La pose pesimista es tan frívola como el síndrome de Pollyanna, pero es innegable que algo se ha roto en nuestro tiempo y nos ha marcado la cara con una mueca de permanente escepticismo. ¿Pero de qué se trata? ¿Y cuándo ocurrió la ruptura? Es verdad que en los últimos años hemos asistido a una transformación radical de nuestra relación con la realidad, pero no todo el mundo la siente de la misma forma; y el concepto de posverdad, que irrumpió en nuestros intentos por explicar el mundo en 2016, es ya para muchos un lugar común, un cliché de columnas de opinión. Nos hemos acostumbrado incluso a lo que esa novedad explicaba: la manera en que la razón ha sido reemplazada por la emoción como herramienta para juzgar lo que pasa. Uno recuerda casi con nostalgia la idea de “hechos alternativos” que presentó una funcionaria trumpista para defender lo que en el mundo de los demás parecía ser simplemente una mentira. No estaba citando sin querer a Nietzsche (para quien los hechos no existen, solo las interpretaciones); estaba repitiendo más bien lo que dijo Alexander Dugin, el ideólogo de Putin: que la verdad es cuestión de fe.

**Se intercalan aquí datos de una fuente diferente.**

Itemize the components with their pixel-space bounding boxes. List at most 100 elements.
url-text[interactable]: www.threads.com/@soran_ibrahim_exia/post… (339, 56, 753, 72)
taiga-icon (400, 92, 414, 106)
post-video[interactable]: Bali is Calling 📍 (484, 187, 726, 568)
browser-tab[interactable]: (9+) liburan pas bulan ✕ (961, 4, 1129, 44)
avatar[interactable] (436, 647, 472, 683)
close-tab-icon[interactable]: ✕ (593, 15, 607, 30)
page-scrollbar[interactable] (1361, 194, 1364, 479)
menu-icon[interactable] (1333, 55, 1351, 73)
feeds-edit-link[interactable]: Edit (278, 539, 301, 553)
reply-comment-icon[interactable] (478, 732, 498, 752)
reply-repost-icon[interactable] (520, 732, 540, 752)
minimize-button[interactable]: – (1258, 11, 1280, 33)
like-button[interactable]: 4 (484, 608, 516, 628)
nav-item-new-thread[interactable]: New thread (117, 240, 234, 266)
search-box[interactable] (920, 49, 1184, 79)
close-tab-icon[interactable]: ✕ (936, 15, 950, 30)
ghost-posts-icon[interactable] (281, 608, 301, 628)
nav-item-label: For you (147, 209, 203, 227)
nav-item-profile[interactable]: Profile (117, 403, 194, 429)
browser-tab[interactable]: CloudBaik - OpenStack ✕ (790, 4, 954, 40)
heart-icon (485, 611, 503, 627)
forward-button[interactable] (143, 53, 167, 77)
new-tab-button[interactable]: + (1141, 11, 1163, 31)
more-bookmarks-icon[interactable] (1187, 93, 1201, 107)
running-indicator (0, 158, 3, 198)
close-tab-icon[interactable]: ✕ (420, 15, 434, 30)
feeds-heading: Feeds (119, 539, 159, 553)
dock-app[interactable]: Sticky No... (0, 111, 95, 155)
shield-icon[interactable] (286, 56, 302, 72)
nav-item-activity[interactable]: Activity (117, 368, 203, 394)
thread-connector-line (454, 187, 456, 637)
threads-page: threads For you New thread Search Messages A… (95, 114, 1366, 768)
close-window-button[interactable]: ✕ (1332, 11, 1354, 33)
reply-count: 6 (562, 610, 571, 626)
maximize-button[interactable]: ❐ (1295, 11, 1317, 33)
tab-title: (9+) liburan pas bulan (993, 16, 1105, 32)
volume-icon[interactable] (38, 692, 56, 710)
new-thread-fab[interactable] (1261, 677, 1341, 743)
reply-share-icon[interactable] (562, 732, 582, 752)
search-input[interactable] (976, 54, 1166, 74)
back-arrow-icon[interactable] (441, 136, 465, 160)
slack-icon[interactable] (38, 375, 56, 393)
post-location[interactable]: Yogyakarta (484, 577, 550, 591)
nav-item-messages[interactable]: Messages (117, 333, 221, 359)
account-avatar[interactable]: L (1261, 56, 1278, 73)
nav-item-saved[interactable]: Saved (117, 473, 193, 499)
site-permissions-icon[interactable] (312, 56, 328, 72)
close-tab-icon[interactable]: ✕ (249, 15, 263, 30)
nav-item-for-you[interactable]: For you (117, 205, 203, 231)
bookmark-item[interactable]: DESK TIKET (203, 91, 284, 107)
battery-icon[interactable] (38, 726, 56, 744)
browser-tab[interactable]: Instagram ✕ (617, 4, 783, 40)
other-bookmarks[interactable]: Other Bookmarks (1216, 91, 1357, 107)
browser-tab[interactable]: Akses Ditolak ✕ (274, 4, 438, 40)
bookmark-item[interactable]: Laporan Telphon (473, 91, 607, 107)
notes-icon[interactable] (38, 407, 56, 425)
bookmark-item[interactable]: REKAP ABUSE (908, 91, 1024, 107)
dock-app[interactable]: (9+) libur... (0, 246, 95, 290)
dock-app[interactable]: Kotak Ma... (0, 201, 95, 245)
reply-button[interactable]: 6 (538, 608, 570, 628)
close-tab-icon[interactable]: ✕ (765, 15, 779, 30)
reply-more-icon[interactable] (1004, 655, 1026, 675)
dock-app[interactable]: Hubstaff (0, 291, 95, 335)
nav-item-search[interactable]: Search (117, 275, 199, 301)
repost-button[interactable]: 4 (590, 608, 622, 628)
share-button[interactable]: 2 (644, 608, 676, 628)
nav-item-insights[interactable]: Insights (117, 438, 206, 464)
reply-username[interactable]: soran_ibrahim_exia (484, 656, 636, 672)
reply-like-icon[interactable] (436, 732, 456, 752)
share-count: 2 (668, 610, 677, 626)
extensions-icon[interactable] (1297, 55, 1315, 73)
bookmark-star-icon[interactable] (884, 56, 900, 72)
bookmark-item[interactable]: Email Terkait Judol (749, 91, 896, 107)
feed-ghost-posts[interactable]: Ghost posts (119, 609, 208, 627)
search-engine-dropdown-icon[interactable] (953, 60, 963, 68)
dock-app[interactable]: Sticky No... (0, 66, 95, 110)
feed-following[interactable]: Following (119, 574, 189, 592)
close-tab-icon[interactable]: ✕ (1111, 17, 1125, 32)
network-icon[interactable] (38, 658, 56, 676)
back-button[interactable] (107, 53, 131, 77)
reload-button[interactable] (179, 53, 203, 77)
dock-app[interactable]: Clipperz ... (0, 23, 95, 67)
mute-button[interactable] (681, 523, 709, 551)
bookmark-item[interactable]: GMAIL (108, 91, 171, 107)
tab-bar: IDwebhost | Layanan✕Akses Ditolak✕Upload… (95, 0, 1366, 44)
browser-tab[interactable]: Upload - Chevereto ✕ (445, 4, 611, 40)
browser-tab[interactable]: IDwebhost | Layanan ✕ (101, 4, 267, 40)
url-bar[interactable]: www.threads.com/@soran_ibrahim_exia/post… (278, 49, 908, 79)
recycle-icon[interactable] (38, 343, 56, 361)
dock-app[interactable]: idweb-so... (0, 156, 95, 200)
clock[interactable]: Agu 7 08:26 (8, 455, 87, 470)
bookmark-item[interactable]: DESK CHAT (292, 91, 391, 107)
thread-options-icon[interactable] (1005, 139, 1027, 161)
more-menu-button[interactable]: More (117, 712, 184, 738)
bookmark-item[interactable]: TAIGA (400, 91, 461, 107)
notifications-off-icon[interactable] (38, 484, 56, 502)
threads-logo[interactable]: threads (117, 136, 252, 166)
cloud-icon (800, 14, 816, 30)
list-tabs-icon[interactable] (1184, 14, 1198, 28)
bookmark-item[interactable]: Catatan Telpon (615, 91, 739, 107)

Esta relación inestable con la verdad, la sensación de no saber qué es la realidad común, lleva una década ocurriendo, pero sería un error creer que hace una década comenzó todo. Los que nos preocupamos más de lo saludable por estos asuntos recordamos un artículo del año 2004: Ron Suskind, periodista del New York Times, contaba allí su iluminadora conversación con un funcionario importante del gobierno de George W. Bush, y, aunque no daba el nombre del funcionario, se ha aceptado que se trataba de Karl Rove, uno de los más cínicos de esa administración de cínicos. Rove o quien fuera se estaba permitiendo una crítica de los periodistas como Suskind, esa gente que vive convencida de que “las soluciones emergen del estudio juicioso de la realidad discernible”. El mundo ya no funcionaba así, explicó Rove o quien fuera. “Nosotros ahora somos un imperio”, dijo. “Y cuando actuamos, creamos nuestra propia realidad”. Aquel funcionario anónimo no hubiera podido imaginar la forma en que las nuevas tecnologías, que por entonces apenas comenzaban a nacer, se iban a convertir en los mejores artífices de ese anhelo. La diferencia, claro, es que ese imperio decadente que es Estados Unidos ya no tiene ni siquiera que crear una realidad: le basta con repetir una mentira, la que sea, y sabe que cuenta con la credulidad del rebaño.
De manera que el asunto viene de lejos, y haríamos bien en recordar que nuestro momento oscuro no sucedió de la noche a la mañana. Se ha estado produciendo lentamente, incubándose como una enfermedad, con nuestra complicidad o indiferencia. Si yo tuviera que señalar un rasgo de nuestro tiempo, uno entre todos, que ha producido más que los otros la situación difícil en que nos encontramos, intentaría descubrir el momento en que los ciudadanos perdimos la confianza: la confianza en nuestros gobiernos, en nuestras autoridades, en nuestros medios de comunicación, en lo que llamamos con ligereza las elites, en nosotros mismos. No hay nada más catastrófico para una sociedad abierta que el rompimiento de la confianza entre sus integrantes, y allí estamos nosotros ahora. Lo vemos por todas partes: en los pequeños narcisismos tribales que nos separan y nos polarizan, en la ligereza con la que juzgamos al otro, en la triste credulidad con que le abrimos los brazos a cualquier explicación sobre nuestros males que involucre a un chivo expiatorio, pero, en cambio, vemos en los hechos comprobados —la ciencia, por ejemplo— una conspiración de illuminati que se reúnen en las sombras con el único objetivo de robarnos nuestra libertad.